The evening of the final dance, the girls of Balsam got ready together in an elaborate ritual that served as the culmination of all the grooming skills they’d taught one another over the course of the months they’d been combined. Buckets of water were brought out to the porch; legs were shaved. Outfits were selected from among the several each camper had brought for occasions like this one. Finally, makeup was applied, with precision, by the undisputed master: Barbara Van Laar herself.

Louise and Annabel, who’d been getting ready in their small separate room, emerged and gasped loudly when they saw their charges. How grown-up they all looked; how different from the start of the summer.

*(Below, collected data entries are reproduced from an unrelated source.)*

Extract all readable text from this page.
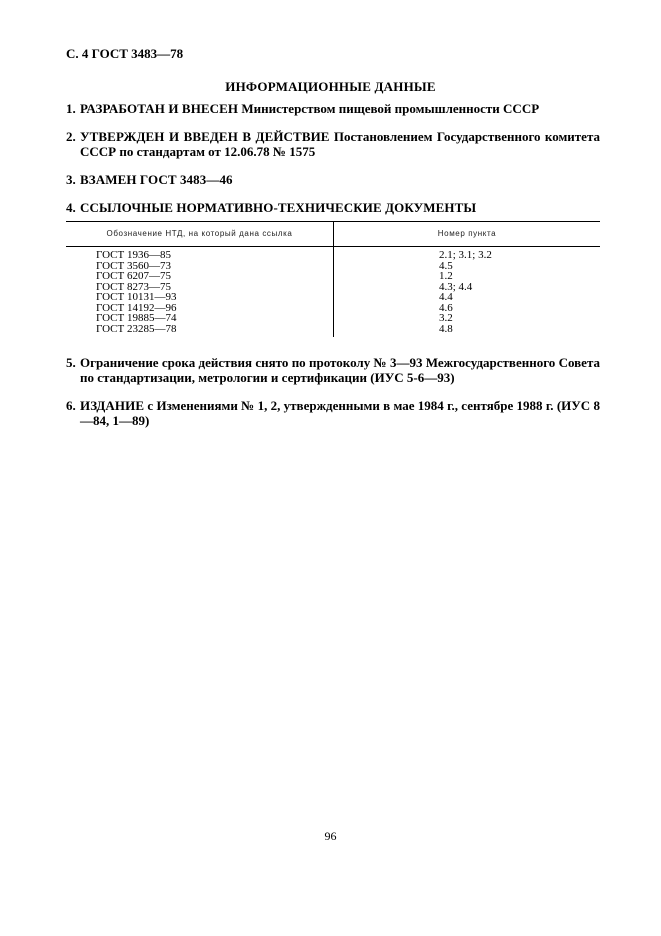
С. 4 ГОСТ 3483—78
ИНФОРМАЦИОННЫЕ ДАННЫЕ
1. РАЗРАБОТАН И ВНЕСЕН Министерством пищевой промышленности СССР
2. УТВЕРЖДЕН И ВВЕДЕН В ДЕЙСТВИЕ Постановлением Государственного комитета СССР по стандартам от 12.06.78 № 1575
3. ВЗАМЕН ГОСТ 3483—46
4. ССЫЛОЧНЫЕ НОРМАТИВНО-ТЕХНИЧЕСКИЕ ДОКУМЕНТЫ
Обозначение НТД, на который дана ссылка	Номер пункта
ГОСТ 1936—85	2.1; 3.1; 3.2
ГОСТ 3560—73	4.5
ГОСТ 6207—75	1.2
ГОСТ 8273—75	4.3; 4.4
ГОСТ 10131—93	4.4
ГОСТ 14192—96	4.6
ГОСТ 19885—74	3.2
ГОСТ 23285—78	4.8
5. Ограничение срока действия снято по протоколу № 3—93 Межгосударственного Совета по стандартизации, метрологии и сертификации (ИУС 5-6—93)
6. ИЗДАНИЕ с Изменениями № 1, 2, утвержденными в мае 1984 г., сентябре 1988 г. (ИУС 8—84, 1—89)
96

Tracy understood. They were different, it was true: they’d grown a year in two months. They’d formed an alliance.

•   •   •

In the Great Hall, Tracy danced with everyone in Balsam, and everyone who’d been on her Survival Trip, and most of all with Barbara. Mitchell, the swim instructor, had brought in three friends from Schenectady, and together they served as a mediocre band. Lowell Cargill was someplace in the room, she knew, but it wasn’t until Mitchell and his friends played “I Honestly Love You” that the frenzy in the community room slowed and then stopped, and Tracy became aware, suddenly, that the people around her were pairing off. Even Barbara, who had so far been her constant companion, had been asked to dance by someone else: a boy named Crandall who was widely considered to be, aside from Lowell, the most sought-after male camper at Camp Emerson.

Suddenly alone in the middle of the dance floor, Tracy panicked. And then, quickly, she ran to the periphery and stood by the food table.